上文solr源码分析之数据导入DataImporter追溯中提到了solr的工作流程，其核心是各种handler。

handler定义了各种search Component，

  @Override

  public void handleRequestBody(SolrQueryRequest req, SolrQueryResponse rsp) throws Exception

  {

    List<SearchComponent> components  = getComponents();

    ResponseBuilder rb = new ResponseBuilder(req, rsp, components);

}

然后调用组件的prepare方法：

if (timer == null) {

      // non-debugging prepare phase

      for( SearchComponent c : components ) {

        c.prepare(rb);

      }

    } else {

      // debugging prepare phase

      RTimer subt = timer.sub( "prepare" );

      for( SearchComponent c : components ) {

        rb.setTimer( subt.sub( c.getName() ) );

        c.prepare(rb);

        rb.getTimer().stop();

      }

      subt.stop();

    }

再调用组件的process方法：

if(!rb.isDebug()) {

          // Process

          for( SearchComponent c : components ) {

            c.process(rb);

          }

        }

        else {

          // Process

          RTimer subt = timer.sub( "process" );

          for( SearchComponent c : components ) {

            rb.setTimer( subt.sub( c.getName() ) );

            c.process(rb);

            rb.getTimer().stop();

          }

          subt.stop();

          // add the timing info

          if (rb.isDebugTimings()) {

            rb.addDebugInfo("timing", timer.asNamedList() );

          }

        }

从源码上来分析一下search Component，searchComponent的结构如下：

以QueryComponent为例，理解一下它的工作原理。

prepare方法获取查询语句：

 @Override

  public void prepare(ResponseBuilder rb) throws IOException

  {

    SolrQueryRequest req = rb.req;

    SolrParams params = req.getParams();

    if (!params.getBool(COMPONENT_NAME, true)) {

      return;

    }

    SolrQueryResponse rsp = rb.rsp;

    // Set field flags

    ReturnFields returnFields = new SolrReturnFields( req );

    rsp.setReturnFields( returnFields );

    int flags = 0;

    if (returnFields.wantsScore()) {

      flags |= SolrIndexSearcher.GET_SCORES;

    }

    rb.setFieldFlags( flags );

    String defType = params.get(QueryParsing.DEFTYPE, QParserPlugin.DEFAULT_QTYPE);

    // get it from the response builder to give a different component a chance

    // to set it.

    String queryString = rb.getQueryString();

    if (queryString == null) {

      // this is the normal way it's set.

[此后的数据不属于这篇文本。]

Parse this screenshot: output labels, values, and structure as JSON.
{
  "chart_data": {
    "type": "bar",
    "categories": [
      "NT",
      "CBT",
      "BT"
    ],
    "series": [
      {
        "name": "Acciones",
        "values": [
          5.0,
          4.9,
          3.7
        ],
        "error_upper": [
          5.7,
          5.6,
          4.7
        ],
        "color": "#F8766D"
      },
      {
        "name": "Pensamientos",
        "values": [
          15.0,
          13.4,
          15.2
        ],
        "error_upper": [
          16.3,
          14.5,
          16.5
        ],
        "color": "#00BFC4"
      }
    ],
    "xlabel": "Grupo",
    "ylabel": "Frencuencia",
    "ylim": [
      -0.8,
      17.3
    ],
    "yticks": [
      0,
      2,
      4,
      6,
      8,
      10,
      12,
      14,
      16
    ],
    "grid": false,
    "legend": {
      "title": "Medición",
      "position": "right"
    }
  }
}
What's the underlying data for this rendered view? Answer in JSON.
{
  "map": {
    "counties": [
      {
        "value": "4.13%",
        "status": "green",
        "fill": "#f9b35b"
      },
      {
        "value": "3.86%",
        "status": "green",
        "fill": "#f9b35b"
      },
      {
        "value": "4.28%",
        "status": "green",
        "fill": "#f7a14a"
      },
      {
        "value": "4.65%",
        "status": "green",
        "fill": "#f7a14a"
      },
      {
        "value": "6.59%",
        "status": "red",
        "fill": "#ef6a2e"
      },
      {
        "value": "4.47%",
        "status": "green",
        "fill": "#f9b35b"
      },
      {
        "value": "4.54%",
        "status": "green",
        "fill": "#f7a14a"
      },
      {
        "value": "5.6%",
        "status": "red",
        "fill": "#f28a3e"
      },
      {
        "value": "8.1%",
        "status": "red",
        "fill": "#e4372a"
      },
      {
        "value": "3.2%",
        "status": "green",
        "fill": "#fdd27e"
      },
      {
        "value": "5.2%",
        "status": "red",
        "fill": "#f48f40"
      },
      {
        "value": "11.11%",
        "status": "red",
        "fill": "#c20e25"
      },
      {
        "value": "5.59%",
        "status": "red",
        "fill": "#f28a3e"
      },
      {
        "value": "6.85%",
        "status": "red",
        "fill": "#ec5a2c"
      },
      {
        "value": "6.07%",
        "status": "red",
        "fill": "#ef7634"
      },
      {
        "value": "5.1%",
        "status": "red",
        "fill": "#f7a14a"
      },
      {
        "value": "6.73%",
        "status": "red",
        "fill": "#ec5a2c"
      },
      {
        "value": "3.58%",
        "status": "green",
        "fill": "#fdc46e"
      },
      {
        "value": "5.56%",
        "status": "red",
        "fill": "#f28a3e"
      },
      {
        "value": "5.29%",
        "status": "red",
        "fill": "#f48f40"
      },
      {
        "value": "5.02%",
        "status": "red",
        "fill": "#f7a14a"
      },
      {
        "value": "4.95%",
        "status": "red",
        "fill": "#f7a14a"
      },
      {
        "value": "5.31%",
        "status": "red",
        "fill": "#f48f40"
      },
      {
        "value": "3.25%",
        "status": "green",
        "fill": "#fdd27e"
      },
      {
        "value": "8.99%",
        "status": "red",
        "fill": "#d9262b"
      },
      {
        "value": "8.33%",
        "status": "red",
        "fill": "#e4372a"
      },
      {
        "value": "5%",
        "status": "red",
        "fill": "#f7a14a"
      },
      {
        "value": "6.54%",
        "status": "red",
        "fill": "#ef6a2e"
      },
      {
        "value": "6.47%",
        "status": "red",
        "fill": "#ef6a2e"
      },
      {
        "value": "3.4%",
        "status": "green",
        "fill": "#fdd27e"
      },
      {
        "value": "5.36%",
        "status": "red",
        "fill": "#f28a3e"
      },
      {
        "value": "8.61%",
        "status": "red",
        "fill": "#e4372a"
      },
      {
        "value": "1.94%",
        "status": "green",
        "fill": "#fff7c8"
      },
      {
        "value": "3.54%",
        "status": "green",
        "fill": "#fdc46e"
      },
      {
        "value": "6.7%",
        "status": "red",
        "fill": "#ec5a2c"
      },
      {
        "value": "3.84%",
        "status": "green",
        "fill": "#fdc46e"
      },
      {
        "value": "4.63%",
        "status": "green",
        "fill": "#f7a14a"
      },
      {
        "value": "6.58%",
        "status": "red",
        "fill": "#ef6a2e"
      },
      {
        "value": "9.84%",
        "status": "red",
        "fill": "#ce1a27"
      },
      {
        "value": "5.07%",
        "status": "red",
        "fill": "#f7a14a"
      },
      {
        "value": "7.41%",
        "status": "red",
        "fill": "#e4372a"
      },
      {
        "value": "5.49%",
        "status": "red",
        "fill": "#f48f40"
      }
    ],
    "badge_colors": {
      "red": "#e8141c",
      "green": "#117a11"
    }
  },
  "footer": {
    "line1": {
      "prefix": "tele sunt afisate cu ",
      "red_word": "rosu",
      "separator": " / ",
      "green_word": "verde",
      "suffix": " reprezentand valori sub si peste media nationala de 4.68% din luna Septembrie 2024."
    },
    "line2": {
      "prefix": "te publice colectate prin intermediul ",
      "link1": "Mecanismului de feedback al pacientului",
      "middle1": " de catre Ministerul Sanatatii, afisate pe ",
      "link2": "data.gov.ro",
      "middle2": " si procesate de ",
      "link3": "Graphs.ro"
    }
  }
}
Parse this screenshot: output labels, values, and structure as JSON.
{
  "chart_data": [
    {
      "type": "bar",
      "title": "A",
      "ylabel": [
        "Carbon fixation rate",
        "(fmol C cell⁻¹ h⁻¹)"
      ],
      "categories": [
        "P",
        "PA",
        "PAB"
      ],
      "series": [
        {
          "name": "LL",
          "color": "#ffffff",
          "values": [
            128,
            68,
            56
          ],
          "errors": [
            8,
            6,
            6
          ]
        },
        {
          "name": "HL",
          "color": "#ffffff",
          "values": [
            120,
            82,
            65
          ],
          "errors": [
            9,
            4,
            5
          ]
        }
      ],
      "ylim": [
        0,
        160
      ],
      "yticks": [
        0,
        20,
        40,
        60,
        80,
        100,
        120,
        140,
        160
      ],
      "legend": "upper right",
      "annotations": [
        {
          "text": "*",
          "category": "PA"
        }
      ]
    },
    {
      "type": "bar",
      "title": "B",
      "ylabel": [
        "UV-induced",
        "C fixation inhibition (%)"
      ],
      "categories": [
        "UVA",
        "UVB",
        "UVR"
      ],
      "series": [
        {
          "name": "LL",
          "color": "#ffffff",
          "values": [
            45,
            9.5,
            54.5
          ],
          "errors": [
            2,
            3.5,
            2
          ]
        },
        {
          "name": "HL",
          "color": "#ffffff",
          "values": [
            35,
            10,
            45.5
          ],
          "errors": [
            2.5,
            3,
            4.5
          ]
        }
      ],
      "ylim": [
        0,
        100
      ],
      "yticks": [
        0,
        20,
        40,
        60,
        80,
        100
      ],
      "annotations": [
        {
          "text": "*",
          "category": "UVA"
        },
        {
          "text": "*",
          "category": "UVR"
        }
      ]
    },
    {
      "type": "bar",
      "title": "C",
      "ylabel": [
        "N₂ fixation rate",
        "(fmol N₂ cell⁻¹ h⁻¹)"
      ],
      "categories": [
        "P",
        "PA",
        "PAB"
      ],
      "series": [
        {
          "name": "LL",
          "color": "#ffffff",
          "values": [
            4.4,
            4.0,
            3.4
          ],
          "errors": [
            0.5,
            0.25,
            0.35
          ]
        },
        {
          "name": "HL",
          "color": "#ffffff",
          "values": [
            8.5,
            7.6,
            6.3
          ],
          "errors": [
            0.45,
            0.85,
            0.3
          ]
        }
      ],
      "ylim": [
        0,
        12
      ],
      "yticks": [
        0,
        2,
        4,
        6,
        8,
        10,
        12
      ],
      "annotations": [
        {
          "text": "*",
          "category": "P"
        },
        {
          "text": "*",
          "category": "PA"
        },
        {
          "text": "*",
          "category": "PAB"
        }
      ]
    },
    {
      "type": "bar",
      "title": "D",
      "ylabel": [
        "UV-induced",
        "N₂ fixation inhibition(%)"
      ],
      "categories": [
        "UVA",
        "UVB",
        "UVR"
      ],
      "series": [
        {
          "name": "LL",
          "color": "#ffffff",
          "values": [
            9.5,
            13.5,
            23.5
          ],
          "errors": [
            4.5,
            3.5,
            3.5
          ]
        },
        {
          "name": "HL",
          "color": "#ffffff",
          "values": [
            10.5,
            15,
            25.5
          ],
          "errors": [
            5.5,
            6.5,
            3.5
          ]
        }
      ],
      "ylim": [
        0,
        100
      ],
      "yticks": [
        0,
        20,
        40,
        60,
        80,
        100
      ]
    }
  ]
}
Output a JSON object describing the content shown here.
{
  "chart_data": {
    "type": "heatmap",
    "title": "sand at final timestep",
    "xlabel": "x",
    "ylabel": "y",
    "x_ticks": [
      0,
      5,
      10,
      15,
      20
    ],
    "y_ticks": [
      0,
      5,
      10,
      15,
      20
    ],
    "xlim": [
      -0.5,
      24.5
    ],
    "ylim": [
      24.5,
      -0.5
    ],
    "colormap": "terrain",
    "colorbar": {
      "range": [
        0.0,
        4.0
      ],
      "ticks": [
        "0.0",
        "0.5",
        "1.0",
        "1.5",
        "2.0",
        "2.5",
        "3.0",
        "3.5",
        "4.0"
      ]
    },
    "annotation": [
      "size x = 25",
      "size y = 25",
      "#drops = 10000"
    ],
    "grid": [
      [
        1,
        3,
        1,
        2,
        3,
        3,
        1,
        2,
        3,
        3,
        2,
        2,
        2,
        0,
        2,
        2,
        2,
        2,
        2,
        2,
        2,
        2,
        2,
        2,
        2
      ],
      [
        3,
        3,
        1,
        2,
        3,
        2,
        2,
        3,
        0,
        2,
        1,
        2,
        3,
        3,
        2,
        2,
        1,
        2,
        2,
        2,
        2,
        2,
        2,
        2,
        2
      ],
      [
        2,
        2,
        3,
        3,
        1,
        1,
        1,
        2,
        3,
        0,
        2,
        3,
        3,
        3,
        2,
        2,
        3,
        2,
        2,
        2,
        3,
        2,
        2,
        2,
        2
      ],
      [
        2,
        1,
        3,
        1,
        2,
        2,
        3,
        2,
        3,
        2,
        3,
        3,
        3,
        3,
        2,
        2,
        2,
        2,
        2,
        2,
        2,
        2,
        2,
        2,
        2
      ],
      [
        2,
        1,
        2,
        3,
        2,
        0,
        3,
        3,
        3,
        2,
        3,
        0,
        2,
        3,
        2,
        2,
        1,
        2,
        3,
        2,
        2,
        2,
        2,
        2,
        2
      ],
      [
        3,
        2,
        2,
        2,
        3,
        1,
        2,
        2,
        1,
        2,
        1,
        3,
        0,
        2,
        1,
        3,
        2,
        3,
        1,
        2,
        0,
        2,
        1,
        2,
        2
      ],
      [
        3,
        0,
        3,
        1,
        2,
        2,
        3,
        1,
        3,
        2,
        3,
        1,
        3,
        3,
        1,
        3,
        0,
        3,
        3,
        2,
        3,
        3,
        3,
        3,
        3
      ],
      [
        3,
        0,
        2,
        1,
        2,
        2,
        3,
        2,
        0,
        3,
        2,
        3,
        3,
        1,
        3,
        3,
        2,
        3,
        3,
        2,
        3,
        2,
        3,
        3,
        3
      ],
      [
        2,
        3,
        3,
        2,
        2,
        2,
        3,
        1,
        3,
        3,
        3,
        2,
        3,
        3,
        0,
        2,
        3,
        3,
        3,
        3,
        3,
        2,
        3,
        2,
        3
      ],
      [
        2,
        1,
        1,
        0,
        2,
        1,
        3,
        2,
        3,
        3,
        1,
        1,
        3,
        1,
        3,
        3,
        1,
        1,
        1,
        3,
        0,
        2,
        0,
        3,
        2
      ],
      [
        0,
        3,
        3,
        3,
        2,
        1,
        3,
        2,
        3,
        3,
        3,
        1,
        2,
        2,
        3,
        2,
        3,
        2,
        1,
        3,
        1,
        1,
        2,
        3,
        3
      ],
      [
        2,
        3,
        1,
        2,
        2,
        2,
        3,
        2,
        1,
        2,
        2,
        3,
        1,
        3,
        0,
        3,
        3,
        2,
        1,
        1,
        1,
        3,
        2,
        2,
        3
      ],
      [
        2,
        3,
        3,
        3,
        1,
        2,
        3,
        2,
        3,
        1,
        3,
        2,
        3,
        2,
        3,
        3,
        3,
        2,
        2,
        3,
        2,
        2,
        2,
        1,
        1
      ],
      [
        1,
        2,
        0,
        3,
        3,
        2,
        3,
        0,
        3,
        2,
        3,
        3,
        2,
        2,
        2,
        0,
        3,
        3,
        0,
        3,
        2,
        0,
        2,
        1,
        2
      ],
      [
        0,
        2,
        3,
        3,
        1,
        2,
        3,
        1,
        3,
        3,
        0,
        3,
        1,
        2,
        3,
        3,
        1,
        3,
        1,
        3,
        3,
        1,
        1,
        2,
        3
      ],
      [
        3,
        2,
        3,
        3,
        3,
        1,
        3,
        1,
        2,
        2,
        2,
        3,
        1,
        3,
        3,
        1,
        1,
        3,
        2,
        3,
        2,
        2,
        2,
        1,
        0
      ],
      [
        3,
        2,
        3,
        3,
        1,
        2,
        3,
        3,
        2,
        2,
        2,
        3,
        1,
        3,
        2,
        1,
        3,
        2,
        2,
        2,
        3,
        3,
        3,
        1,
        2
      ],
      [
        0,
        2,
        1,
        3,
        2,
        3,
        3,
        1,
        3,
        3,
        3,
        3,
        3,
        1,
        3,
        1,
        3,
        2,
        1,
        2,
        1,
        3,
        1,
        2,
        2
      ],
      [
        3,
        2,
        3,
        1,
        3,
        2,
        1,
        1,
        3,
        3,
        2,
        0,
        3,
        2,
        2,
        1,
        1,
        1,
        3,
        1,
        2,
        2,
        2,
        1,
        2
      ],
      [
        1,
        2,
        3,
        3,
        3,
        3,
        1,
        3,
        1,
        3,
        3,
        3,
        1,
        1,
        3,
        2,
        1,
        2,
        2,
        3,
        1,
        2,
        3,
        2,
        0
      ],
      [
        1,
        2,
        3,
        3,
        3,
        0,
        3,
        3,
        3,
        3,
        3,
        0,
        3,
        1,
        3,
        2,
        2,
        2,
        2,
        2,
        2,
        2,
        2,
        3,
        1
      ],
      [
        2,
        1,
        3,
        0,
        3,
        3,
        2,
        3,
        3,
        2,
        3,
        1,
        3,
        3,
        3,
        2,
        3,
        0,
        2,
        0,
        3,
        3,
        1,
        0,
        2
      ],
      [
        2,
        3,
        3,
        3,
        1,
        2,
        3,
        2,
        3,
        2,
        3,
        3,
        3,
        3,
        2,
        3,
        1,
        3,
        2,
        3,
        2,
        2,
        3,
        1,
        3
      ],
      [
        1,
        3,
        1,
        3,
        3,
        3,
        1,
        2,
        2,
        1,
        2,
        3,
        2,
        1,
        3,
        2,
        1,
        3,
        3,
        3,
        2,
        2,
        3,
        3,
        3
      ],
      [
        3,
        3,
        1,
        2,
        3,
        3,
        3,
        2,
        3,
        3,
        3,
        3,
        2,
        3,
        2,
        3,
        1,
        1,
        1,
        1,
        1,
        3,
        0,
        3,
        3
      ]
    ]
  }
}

      queryString = params.get( CommonParams.Q );

      rb.setQueryString(queryString);

    }

    try {

      QParser parser = QParser.getParser(rb.getQueryString(), defType, req);

      Query q = parser.getQuery();

      if (q == null) {

        // normalize a null query to a query that matches nothing

        q = new MatchNoDocsQuery();

      }

      rb.setQuery( q );

      String rankQueryString = rb.req.getParams().get(CommonParams.RQ);

      if(rankQueryString != null) {

        QParser rqparser = QParser.getParser(rankQueryString, defType, req);

        Query rq = rqparser.getQuery();

        if(rq instanceof RankQuery) {

          RankQuery rankQuery = (RankQuery)rq;

          rb.setRankQuery(rankQuery);

          MergeStrategy mergeStrategy = rankQuery.getMergeStrategy();

          if(mergeStrategy != null) {

            rb.addMergeStrategy(mergeStrategy);

            if(mergeStrategy.handlesMergeFields()) {

              rb.mergeFieldHandler = mergeStrategy;

            }

          }

        } else {

          throw new SolrException(SolrException.ErrorCode.BAD_REQUEST,"rq parameter must be a RankQuery");

        }

      }

      rb.setSortSpec( parser.getSort(true) );

      rb.setQparser(parser);

      final String cursorStr = rb.req.getParams().get(CursorMarkParams.CURSOR_MARK_PARAM);

      if (null != cursorStr) {

        final CursorMark cursorMark = new CursorMark(rb.req.getSchema(),

                                                     rb.getSortSpec());

        cursorMark.parseSerializedTotem(cursorStr);

        rb.setCursorMark(cursorMark);

      }

      String[] fqs = req.getParams().getParams(CommonParams.FQ);

      if (fqs!=null && fqs.length!=0) {

        List<Query> filters = rb.getFilters();

        // if filters already exists, make a copy instead of modifying the original

        filters = filters == null ? new ArrayList<Query>(fqs.length) : new ArrayList<>(filters);

        for (String fq : fqs) {

          if (fq != null && fq.trim().length()!=0) {

            QParser fqp = QParser.getParser(fq, null, req);

            filters.add(fqp.getQuery());

          }

        }

        // only set the filters if they are not empty otherwise

        // fq=&someotherParam= will trigger all docs filter for every request

        // if filter cache is disabled

        if (!filters.isEmpty()) {

          rb.setFilters( filters );

        }

      }

    } catch (SyntaxError e) {

      throw new SolrException(SolrException.ErrorCode.BAD_REQUEST, e);

    }

    if (params.getBool(GroupParams.GROUP, false)) {

      prepareGrouping(rb);

    } else {

      //Validate only in case of non-grouping search.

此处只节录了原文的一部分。